Derartige Regelungen können auch in einer Gesellschaftervereinbarung verankert werden, jedoch sind sie dann nicht gegenüber dritten Parteien durchsetzbar.

Die Klauseln zur Zustimmungsbedürftigkeit bei der Übertragung von Aktien können nur einstimmig vereinbart oder geändert werden.

 

Weitere interessante Punkte

Ein Mandat in einer SAS (Präsident/Verwaltungsrat/ Aufsichtsrat) zählt nicht mit bei der rechtlichen Kontrolle über die Häufung von Mandaten in SA’s. Die Vergütung des Managements der SAS muss anders als bei der SA nicht veröffentlicht werden.

Die Regeln zur Alterskontrolle in der SA gelten für die SAS nicht.

 

SASU –  Ein-Mann-AG

Auch die SAS kann in der Sonderform der Ein-Mann-Gesellschaft ausgestattet sein. Sie hat damit einen einzigen Gesellschafter und  firmiert als vereinfachte Aktiengesellschaft (Société par actions simplifée Unipersonelle). In Konzernen ist die SASU eine geeignete Form um hundertprozentige Tochtergesellschaften zu organisieren.

 

Anwendungsbeispiele für die SAS

Die internationale Zeitschrift Herald Tribune gehörte für einen längeren Zeitraum einer SAS, von der je 50 %  die New York Times und die Washington Post hielten, bevor die New York Times 2003 alleiniger Eigentümer wurde.
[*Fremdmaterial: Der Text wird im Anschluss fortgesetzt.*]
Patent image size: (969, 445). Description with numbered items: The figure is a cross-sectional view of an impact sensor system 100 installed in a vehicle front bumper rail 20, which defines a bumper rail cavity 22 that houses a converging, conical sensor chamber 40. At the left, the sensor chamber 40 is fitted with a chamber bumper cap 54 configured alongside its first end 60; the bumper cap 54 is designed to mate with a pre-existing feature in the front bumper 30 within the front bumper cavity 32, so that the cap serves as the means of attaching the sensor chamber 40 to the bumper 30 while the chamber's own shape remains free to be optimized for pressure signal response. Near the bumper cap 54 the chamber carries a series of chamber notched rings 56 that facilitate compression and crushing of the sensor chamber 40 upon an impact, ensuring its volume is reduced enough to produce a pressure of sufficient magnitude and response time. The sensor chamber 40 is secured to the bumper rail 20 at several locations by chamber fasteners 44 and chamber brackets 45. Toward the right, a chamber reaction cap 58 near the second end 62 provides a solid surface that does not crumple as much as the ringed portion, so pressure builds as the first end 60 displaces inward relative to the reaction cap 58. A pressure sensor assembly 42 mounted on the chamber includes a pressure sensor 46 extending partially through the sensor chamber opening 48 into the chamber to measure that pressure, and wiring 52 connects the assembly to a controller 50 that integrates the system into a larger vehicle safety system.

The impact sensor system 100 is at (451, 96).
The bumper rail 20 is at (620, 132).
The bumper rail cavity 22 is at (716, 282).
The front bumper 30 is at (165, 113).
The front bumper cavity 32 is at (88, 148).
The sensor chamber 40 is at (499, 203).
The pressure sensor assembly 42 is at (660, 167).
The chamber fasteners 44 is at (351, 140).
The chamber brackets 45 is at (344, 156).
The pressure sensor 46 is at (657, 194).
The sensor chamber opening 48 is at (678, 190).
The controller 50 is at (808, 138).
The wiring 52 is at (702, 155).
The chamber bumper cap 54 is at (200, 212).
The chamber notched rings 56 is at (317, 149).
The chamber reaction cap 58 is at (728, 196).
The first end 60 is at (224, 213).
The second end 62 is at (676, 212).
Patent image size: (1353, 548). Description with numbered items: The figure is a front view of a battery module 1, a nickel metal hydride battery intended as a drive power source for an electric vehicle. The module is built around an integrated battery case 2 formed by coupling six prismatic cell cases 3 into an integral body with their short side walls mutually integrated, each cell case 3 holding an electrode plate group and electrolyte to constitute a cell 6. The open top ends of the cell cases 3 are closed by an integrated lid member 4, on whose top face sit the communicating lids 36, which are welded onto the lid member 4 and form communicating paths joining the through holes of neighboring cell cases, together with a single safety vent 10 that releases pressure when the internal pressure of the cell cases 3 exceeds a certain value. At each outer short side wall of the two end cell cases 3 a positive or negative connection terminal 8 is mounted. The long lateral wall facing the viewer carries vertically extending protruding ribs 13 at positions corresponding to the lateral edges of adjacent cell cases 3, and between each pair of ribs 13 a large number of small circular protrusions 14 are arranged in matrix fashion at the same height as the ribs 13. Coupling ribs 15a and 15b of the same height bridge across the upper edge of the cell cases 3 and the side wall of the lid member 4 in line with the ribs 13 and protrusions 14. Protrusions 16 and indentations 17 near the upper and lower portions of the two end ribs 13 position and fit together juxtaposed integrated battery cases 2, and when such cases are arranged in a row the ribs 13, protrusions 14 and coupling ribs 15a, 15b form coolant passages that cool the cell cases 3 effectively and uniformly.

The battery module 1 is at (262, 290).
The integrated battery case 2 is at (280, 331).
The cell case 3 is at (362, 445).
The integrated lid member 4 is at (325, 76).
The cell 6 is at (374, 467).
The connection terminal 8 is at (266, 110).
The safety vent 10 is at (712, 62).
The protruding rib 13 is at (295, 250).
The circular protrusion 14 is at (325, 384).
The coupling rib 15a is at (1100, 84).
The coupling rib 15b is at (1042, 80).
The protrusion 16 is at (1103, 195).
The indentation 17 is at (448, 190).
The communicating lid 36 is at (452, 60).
Hundertprozentige Tochtergesellschaften von Unternehmen werden oft in der Form der SAS organisiert, um die Formalanforderungen an die SA zu vermeiden. Yahoo France ist ein Beispiel dafür. Ein anderes Beispiel ist die europäische Luftfahrtindustriegesellschaft Airbus, diese ist eine SAS, die zu 100 % der European Aeronautic Defence and Space Company (EADS) gehört. Die SAS ist aber ebenso geeignet für eine Funktion als Holding-Gesellschaft. So ist die Holding der Credit Agricole als SAS organisiert.